A mon avis, la condamnation se fondait dans une large mesure sur une atteinte injustifiée à la liberté des requérants de débattre de questions d’intérêt public. En outre, un délai injustifiable s’est écoulé avant que les procédures pénales les concernant soient rouvertes. Vous vous souvenez de l’arrêt rendu par notre Cour en 2001, dans lequel elle avait jugé le procès original inéquitable.

De toute évidence, l’indépendance du judiciaire doit être respectée, mais je dois dire que la décision de la Cour a été prise à un moment particulièrement délicat. Nous examinerons cette semaine un rapport sur la Turquie qui recommande de clore la procédure de suivi, étant donné que ce pays a clairement démontré, au cours des trois dernières années, sa volonté et sa capacité de remplir ses obligations statutaires en tant qu’Etat membre du Conseil de l'Europe.

La décision de la Cour nuit à l’image globale que nous nous faisons de la Turquie, celle d’un pays qui met en œuvre un ensemble impressionnant de réformes et progresse vers le respect des droits de l'homme, de la prééminence du droit et des principes démocratiques.

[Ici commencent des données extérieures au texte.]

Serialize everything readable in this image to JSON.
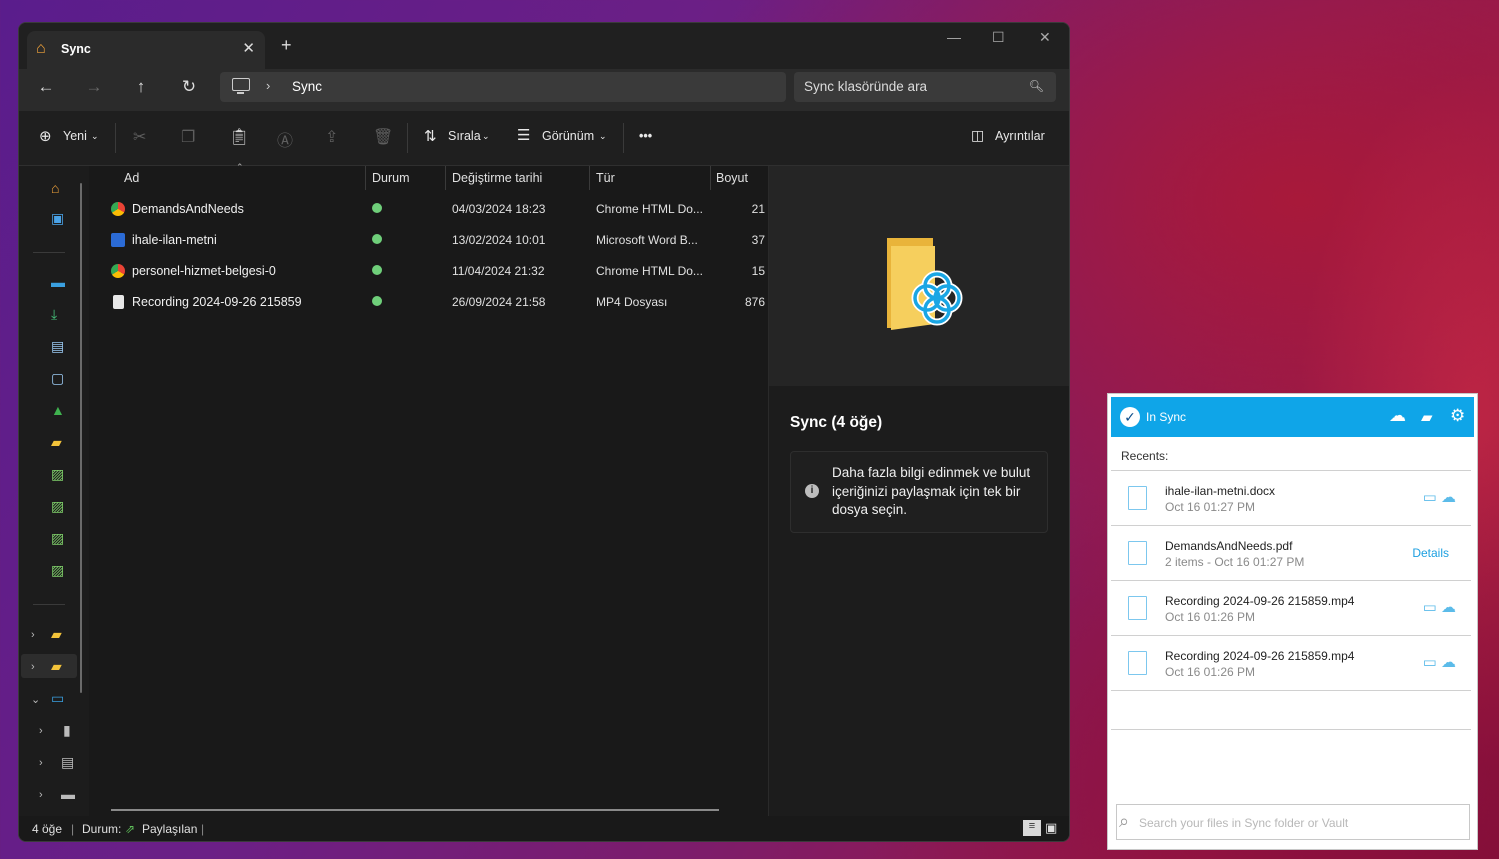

Permettez-moi de vous communiquer également quelques informations sur la Conférence européenne des présidents de parlements,  qui se tiendra ici même, dans l’hémicycle de l’Assemblée, du 17 au 19 mai.

Un grand intérêt se manifeste pour cette conférence, et montre que les thèmes retenus sont opportuns et pertinents pour les parlements nationaux. Je vais illustrer certaines des questions qui seront traitées.

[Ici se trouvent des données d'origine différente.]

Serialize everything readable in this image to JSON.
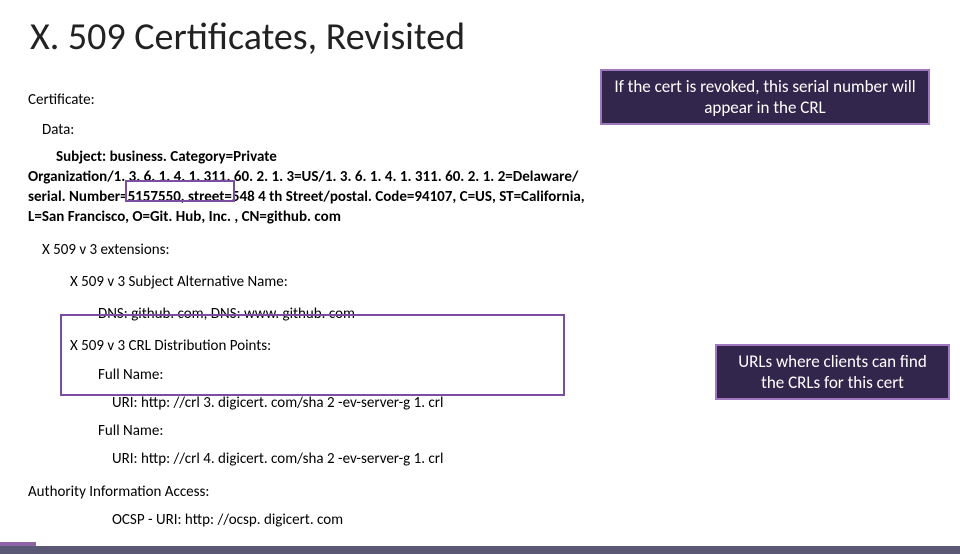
{
  "title": "X. 509 Certificates, Revisited",
  "cert_label": "Certificate:",
  "data_label": "Data:",
  "subject_lead": "Subject: business. Category=Private",
  "subject_rest": "Organization/1. 3. 6. 1. 4. 1. 311. 60. 2. 1. 3=US/1. 3. 6. 1. 4. 1. 311. 60. 2. 1. 2=Delaware/ serial. Number=5157550, street=548 4 th Street/postal. Code=94107, C=US, ST=California, L=San Francisco, O=Git. Hub, Inc. , CN=github. com",
  "ext_label": "X 509 v 3 extensions:",
  "san_label": "X 509 v 3 Subject Alternative Name:",
  "san_value": "DNS: github. com, DNS: www. github. com",
  "crl_label": "X 509 v 3 CRL Distribution Points:",
  "full1": "Full Name:",
  "uri1": "URI: http: //crl 3. digicert. com/sha 2 -ev-server-g 1. crl",
  "full2": "Full Name:",
  "uri2": "URI: http: //crl 4. digicert. com/sha 2 -ev-server-g 1. crl",
  "aia_label": "Authority Information Access:",
  "ocsp": "OCSP - URI: http: //ocsp. digicert. com",
  "callout1": "If the cert is revoked, this serial number will appear in the CRL",
  "callout2": "URLs where clients can find the CRLs for this cert"
}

Quelle confiance les citoyens de nos pays ont-ils réellement dans les institutions d’Etat démocratiques et les partis politiques ? De quelles manières le public s’implique-t-il réellement dans la vie politique et la prise de décision ? Le manque de confiance ne va-t-il pas en s’aggravant ? Les taux d’abstention élevés qui caractérisent les élections dans l’ensemble de l’Europe n’attestent-ils pas d’une certaine lassitude à l’égard de la politique ?

D’autre part, les interactions électroniques se développent. Comment les parlements utilisent-ils les moyens de communication nouveaux et leur potentiel ?

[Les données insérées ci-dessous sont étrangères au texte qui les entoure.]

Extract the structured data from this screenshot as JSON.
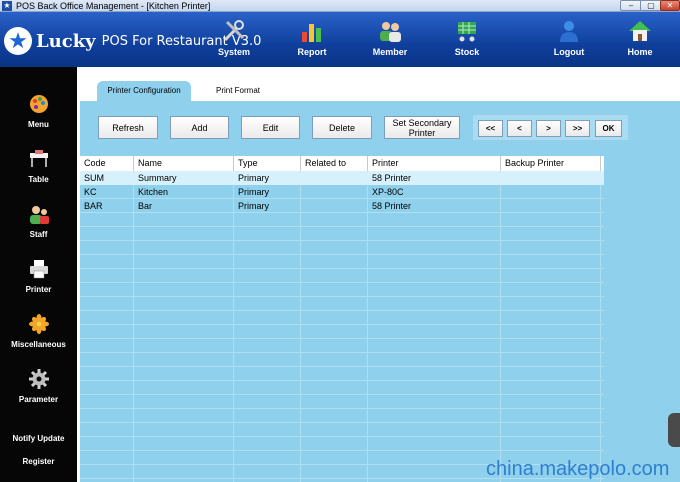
{
  "window": {
    "title": "POS Back Office Management - [Kitchen Printer]",
    "controls": {
      "minimize": "–",
      "maximize": "▢",
      "close": "✕"
    }
  },
  "header": {
    "brand": "Lucky",
    "product": "POS For Restaurant V3.0",
    "nav": [
      {
        "label": "System",
        "icon": "tools-icon"
      },
      {
        "label": "Report",
        "icon": "bar-chart-icon"
      },
      {
        "label": "Member",
        "icon": "members-icon"
      },
      {
        "label": "Stock",
        "icon": "cart-icon"
      },
      {
        "label": "Logout",
        "icon": "user-logout-icon"
      },
      {
        "label": "Home",
        "icon": "home-icon"
      }
    ]
  },
  "sidebar": {
    "items": [
      {
        "label": "Menu",
        "icon": "palette-icon"
      },
      {
        "label": "Table",
        "icon": "table-icon"
      },
      {
        "label": "Staff",
        "icon": "staff-icon"
      },
      {
        "label": "Printer",
        "icon": "printer-icon"
      },
      {
        "label": "Miscellaneous",
        "icon": "flower-icon"
      },
      {
        "label": "Parameter",
        "icon": "gear-icon"
      }
    ],
    "notify_update": "Notify Update",
    "register": "Register"
  },
  "tabs": [
    {
      "label": "Printer Configuration",
      "active": true
    },
    {
      "label": "Print Format",
      "active": false
    }
  ],
  "toolbar": {
    "refresh": "Refresh",
    "add": "Add",
    "edit": "Edit",
    "delete": "Delete",
    "set_secondary": "Set Secondary Printer",
    "first": "<<",
    "prev": "<",
    "next": ">",
    "last": ">>",
    "ok": "OK"
  },
  "table": {
    "columns": [
      "Code",
      "Name",
      "Type",
      "Related to",
      "Printer",
      "Backup Printer"
    ],
    "rows": [
      [
        "SUM",
        "Summary",
        "Primary",
        "",
        "58 Printer",
        ""
      ],
      [
        "KC",
        "Kitchen",
        "Primary",
        "",
        "XP-80C",
        ""
      ],
      [
        "BAR",
        "Bar",
        "Primary",
        "",
        "58 Printer",
        ""
      ]
    ]
  },
  "watermark": "china.makepolo.com",
  "colors": {
    "header_blue": "#0f3f9b",
    "panel_blue": "#8fd1ed",
    "sidebar_black": "#060606",
    "selected_row": "#d6f1fb"
  }
}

La démocratie et le vote électroniques peuvent-ils contrebalancer l’insuffisance de l’intérêt pour la vie politique et contribuer à une plus grande transparence de l’Etat et des acteurs politiques ?

La conférence devrait conduire également à l’élaboration de propositions concrètes sur le renforcement de la coopération entre les parlements nationaux et les assemblées européennes telle que notre Assemblée parlementaire.

Cet exercice d’auto-questionnement me paraît extrêmement  important, pas seulement parce que l’éventualité d’un Troisième Sommet des chefs d’Etats de gouvernement se rapproche, et pas seulement non plus en raison de développements récents tels que la proposition déposée par un membre du Parlement européen qui tend à renforcer le dialogue politique transatlantique, l’objectif ultime consistant – je cite – à établir une Assemblée transatlantique UE-Etats-Unis. Je rappelle ce point parce que l’issue de la conférence doit nous montrer clairement la voie vers le renforcement des parlements et de la coopération européenne dans l’Europe élargie.

Nous allons vers une Europe différente, plus forte. Chypre, la République Tchèque, l’Estonie, la Hongrie, la Lettonie, la Lituanie, Malte, la Pologne, la République slovaque et la Slovénie rejoindront l’Union européenne dans cinq jours. Dans les médias, ils sont dénommés « pays en voie d’adhésion ». Au Conseil de l'Europe, ce sont tous des membres expérimentés de l’Organisation, fermement attachés à nos valeurs de la démocratie, des droits de l'homme et de la primauté du droit.

Je souhaite un plein succès à ceux qui ont connu leur jeunesse politique européenne à l’Assemblée parlementaire du Conseil de l'Europe, qui ont rêvé du concept d’Europe élargie et ont combattu pour le traduire dans les faits et qui vont maintenant exercer des fonctions à la Commission et au Parlement européen. Gardez à l’esprit les mots que Schiller a placés dans la bouche du Marquis Posa, s’adressant à Don Carlos : « Restez fidèle aux rêves de votre jeunesse ».